Scott Cooper, também roteirista de “Tudo Por Justiça”, procura desenvolver um ambiente fraterno e leal durante a maior parte do filme, fazendo com que o espectador vivencie os sentimentos despertados nos personagens, para que depois o mesmo compartilhe a ânsia de vingança que dominou Russell Baze, vivido por Bale.
O elenco do longa conta com nomes fortes, como o já mencionado Christian Bale, Woody Harrelson, Forest Whitaker e Willem Dafoe. Harrelson merece destaque como o sanguinário Harlan DeGroat, que enoja a cada cena.
Christian Bale, ator de títulos como “Batman – O Cavaleiro das Trevas Ressurge”, “O Vencedor”, “Trapaça” e “O Maquinista”, bastante conhecido por suas transformações físicas em nome do Cinema, é intenso e completo, e confirma isso a cada filme em que atua.

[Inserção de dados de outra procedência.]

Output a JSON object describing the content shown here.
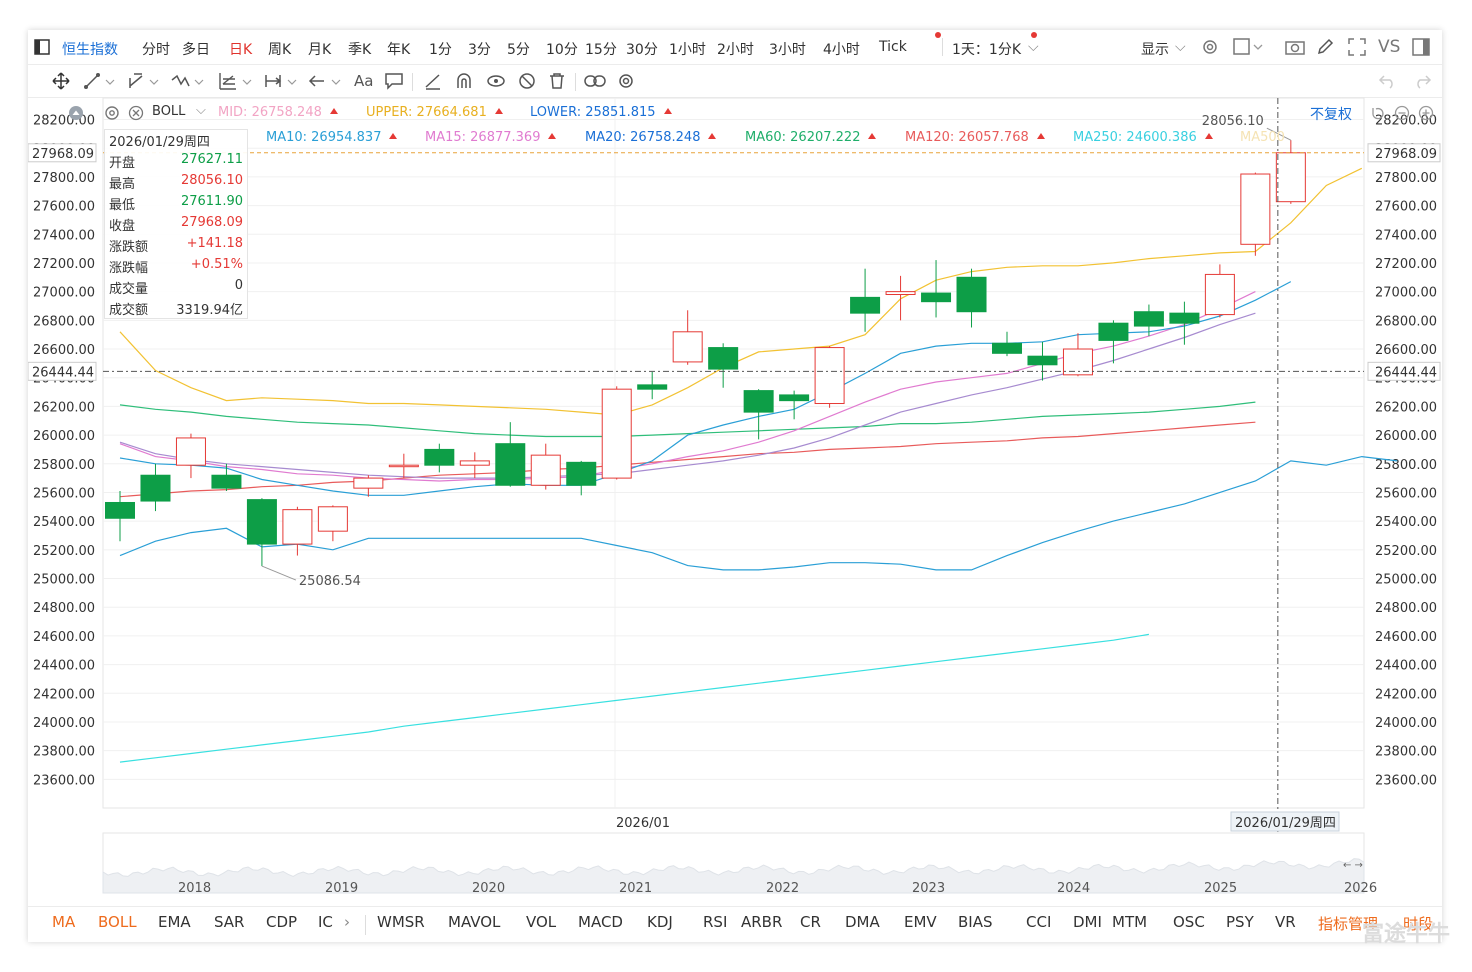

O veterano Leonardo DiCaprio trabalha como produtor do filme, e foi cotado para interpretar Baze, mas o ator preferiu deixar a vaga para Bale.
Casey Affleck concorreu ao papel de Rodney Baze Jr. com Channing Tatum, Taylor Kitsch, Max Irons e Garrett Hedlund.
A trilha sonora não é tão evidente no longa, mas dá seu toque especial.
Com uma edição bastante eficaz, “Tudo Por Justiça” se mostra um filme bem interessante.